Let's take a look at Pinot Grigio...Some of the facts might surprise you, and you can impress your friends with your wine knowledge whilst sipping a cold glass or two!
1. PINOT GRIGIO GRAPES DON'T ORIGINATE IN ITALY
Like Prosecco or Prosecco Rosé, Pinot Grigio is a wine type synonymous with Italy.
While the Pinot Grigio style of wine originated in Italy, the Pinot Grigio grape variety itself (the type of grapes the wine is made from) was in fact born in Burgundy, France, where they are called “Pinot Gris.”
The typical Italian Pinot Grigio - a light, crisp, and floral wine - was certainly invented in Italy, particularly in the cooler North-Eastern parts of the country, mainly Veneto - but also Lombardy, Friuli, Trentino, and Alto Adige.
This style of white has become so popular among wine drinkers worldwide that many other countries have joined the Pinot Grigio craze and started producing it.
Outside of Italy, Pinot Grigio is now predominantly made in California, Australia and Slovenia.
2. PINOT GRIGIO GRAPES ARE NOT WHITE
Pinot Gris grapes are a mutation of the red grape Pinot Noir. The skin of Pinot Gris grapes have a distinctive greyish blue, slightly pink colour, hence its name.
The French refer to the grape type as Pinot Gris, and the most famous examples of Pinot Gris wines are made in Alsace, a cooler Northern wine region of France.
In line with their descriptive precise naming habits, the Germans call it Grauburgunder, or ‘the grey grape from Burgundy’.
When growing the grape in Italy, the Italians simply translated its name to Pinot Grigio.
3. PINOT GRIGIO WINES ARE NOT THE SAME AS PINOT GRIS
Although the grapes used to make both are virtually identical, the style of winemaking is what sets these two varietals apart.
They’re different in the sense that Pinot Gris winemakers opt for much riper grapes, offering a more full-bodied, drier, and richer experience.
In contrast, the Italians harvest the wine slightly earlier in the season, giving Pinot Grigio wine a fresher and crisper finish, making Pinot Grigio the perfect summer white wine.
The final taste of a wine also changes based on the “terroir” (the environment in which the grape is grown).
It’s no surprise that Pinot Grigios vary in taste, then, as they are grown in such varying landscapes, from Northern Italy to the Californian coast.

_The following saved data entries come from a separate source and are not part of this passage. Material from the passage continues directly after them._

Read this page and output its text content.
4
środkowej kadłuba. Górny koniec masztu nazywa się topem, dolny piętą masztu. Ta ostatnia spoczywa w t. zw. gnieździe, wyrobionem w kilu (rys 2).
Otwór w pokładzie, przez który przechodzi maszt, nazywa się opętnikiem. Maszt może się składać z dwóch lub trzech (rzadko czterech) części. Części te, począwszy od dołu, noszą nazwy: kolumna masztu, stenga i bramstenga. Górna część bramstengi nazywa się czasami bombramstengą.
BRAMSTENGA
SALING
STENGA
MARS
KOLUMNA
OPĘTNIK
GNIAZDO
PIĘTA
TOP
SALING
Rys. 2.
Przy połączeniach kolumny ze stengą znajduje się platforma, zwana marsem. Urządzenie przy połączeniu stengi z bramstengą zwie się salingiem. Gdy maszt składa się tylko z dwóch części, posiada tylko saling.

While Pinot Grigios grown in Northern Italy are more acidic and dry in texture, those grown in California benefit from a hotter, drier climate and different soil, giving the wine greater depth and fruitiness, bordering on the style of unoaked Chardonnay.
WHAT'S SPECIAL ABOUT SEA CHANGE PINOT GRIGIO?
Our Sea Change Pinot Grigio is a wonderful example of this popular grape variety from Northern Italy.
Famed for its bright citrus flavours, zippy acidity and refreshing minerality, it's easy to see why Pinot Grigio is so in demand.
Far from the warmth of the Mediterranean, it is the Alpine climate of the Friuli Venezia Giulia region that gives Sea Change Pinot Grigio the freshness that we all love. It’s also the reason why it is such a good food match, or to keep it simple, served ice cold whilst basking in some warm summer sun!
Sea Change Pinot Grigio is full of bright citrus fruit: the zest of ripe lemons is married beautifully with the delicate floral notes of Jasmine and Orange Blossom.
On the palate, the wine’s lively acidity and underlying minerality make it mouth-wateringly moreish.
WHAT ABOUT PINOT GRIGIO ROSÉ?
For those that love Pinot Grigio but also appreciate a pale pink rosé, Pinot Grigio rosé provides the best of both worlds.
Pinot Grigio rosés vary in taste but tend to lean towards the drier side with subtle notes of citrus.
Sea Change Pinot Grigio Rosé is a wonderfully refreshing and vibrant dry rosé. Packed full of rich summer fruit with balanced acidity and a delicate floral nose - it's a real crowd-pleaser.
We’ve combined everything we love from Pinot Grigio with the fruity and flavoursome characteristics of rosé.
This is a wine that can be enjoyed on its own or as a great match to many food pairings.